Plastics recycling expected to rise above local authority cuts
AWS Eco Plastics took a hard look at supply and demand ahead of the recent opening of its new recycling plant in Hemswell, Lincolnshire. Said md Jonathan Short: "Some 90% of homes in the UK are now served by kerbside collections, but there are still a lot of mixed plastic bottles that are not being collected."
He said potential was waiting to be tapped. "It's an easy win, given that the infrastructure is already there. There would be no increased costs in, say, doubling collection rates."
The Department for Environment, Food and Rural Affairs (DEFRA) agreed that local authority provision should not be affected.
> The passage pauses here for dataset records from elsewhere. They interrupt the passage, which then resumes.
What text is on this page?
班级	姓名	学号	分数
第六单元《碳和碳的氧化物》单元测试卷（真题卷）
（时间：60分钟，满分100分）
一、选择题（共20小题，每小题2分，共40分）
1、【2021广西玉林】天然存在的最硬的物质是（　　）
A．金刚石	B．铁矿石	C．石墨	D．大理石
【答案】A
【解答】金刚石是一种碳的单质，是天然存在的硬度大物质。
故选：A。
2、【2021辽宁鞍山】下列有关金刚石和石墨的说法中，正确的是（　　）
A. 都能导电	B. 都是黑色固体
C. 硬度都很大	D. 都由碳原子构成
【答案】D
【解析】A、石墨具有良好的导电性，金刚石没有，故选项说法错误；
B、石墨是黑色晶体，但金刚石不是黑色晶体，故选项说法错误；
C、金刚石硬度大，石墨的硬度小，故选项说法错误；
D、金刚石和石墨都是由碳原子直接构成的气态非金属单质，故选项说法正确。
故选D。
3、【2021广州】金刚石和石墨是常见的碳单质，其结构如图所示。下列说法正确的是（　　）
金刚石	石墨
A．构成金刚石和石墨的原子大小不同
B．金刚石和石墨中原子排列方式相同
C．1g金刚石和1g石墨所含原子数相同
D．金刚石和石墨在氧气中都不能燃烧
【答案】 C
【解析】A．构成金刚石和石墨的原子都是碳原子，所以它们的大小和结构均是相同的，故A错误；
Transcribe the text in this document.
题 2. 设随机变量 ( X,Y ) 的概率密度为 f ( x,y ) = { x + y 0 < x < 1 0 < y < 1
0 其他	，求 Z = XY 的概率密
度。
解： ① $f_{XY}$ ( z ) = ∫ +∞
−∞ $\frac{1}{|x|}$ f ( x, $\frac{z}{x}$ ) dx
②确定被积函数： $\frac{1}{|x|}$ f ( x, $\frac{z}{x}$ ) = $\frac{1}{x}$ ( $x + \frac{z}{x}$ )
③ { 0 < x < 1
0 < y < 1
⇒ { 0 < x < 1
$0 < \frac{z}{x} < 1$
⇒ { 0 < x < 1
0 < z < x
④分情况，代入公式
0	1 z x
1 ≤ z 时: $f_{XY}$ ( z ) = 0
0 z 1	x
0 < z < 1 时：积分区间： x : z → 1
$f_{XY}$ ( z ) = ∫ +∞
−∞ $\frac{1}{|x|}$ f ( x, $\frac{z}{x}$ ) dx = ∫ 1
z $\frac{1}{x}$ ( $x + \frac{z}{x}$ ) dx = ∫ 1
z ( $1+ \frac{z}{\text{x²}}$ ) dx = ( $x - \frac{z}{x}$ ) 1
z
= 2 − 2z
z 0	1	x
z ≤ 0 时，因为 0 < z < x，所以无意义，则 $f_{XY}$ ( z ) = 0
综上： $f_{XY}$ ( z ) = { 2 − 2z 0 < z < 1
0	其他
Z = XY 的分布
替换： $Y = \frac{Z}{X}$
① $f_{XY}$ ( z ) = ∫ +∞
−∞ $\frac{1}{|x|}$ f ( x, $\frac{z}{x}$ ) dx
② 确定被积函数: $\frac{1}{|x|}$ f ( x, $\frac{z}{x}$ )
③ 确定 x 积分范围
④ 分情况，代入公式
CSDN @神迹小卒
A spokesman said: "The landfill tax has proved to be a very effective mechanism for driving waste away from landfill, and has underpinned the development of alternative recycling and recovery infrastructure."
Meanwhile, the DEFRA-funded Waste & Resources Action Programme is testing which consumer messages best maximise bottle capture in the domestic waste stream, and will arm local authorities with the results.
Short at AWS cited other factors: "Over the last two-to-three years, commodity prices have increased, while materials recovery facility gate fees are probably coming down."
The new £17M AWS facility replaces one that was badly damaged by fire in 2009. Short said: "We were able to design a more logical process and plan the building around it, with full use of height and so of gravity as well as power." He reported that input capacity had increased from just 25,000t/year in 2006 to 100,000t/year in 2010, with potential for further expansion to 140,000 or even 180,000t/year.
Polyethylene terephthalate and high-density polyethylene make up to 75% of plastics waste, said Short. But with 17 polymer and optical sorting units and 11 potential streams, the plant can cope with wider plastics separation.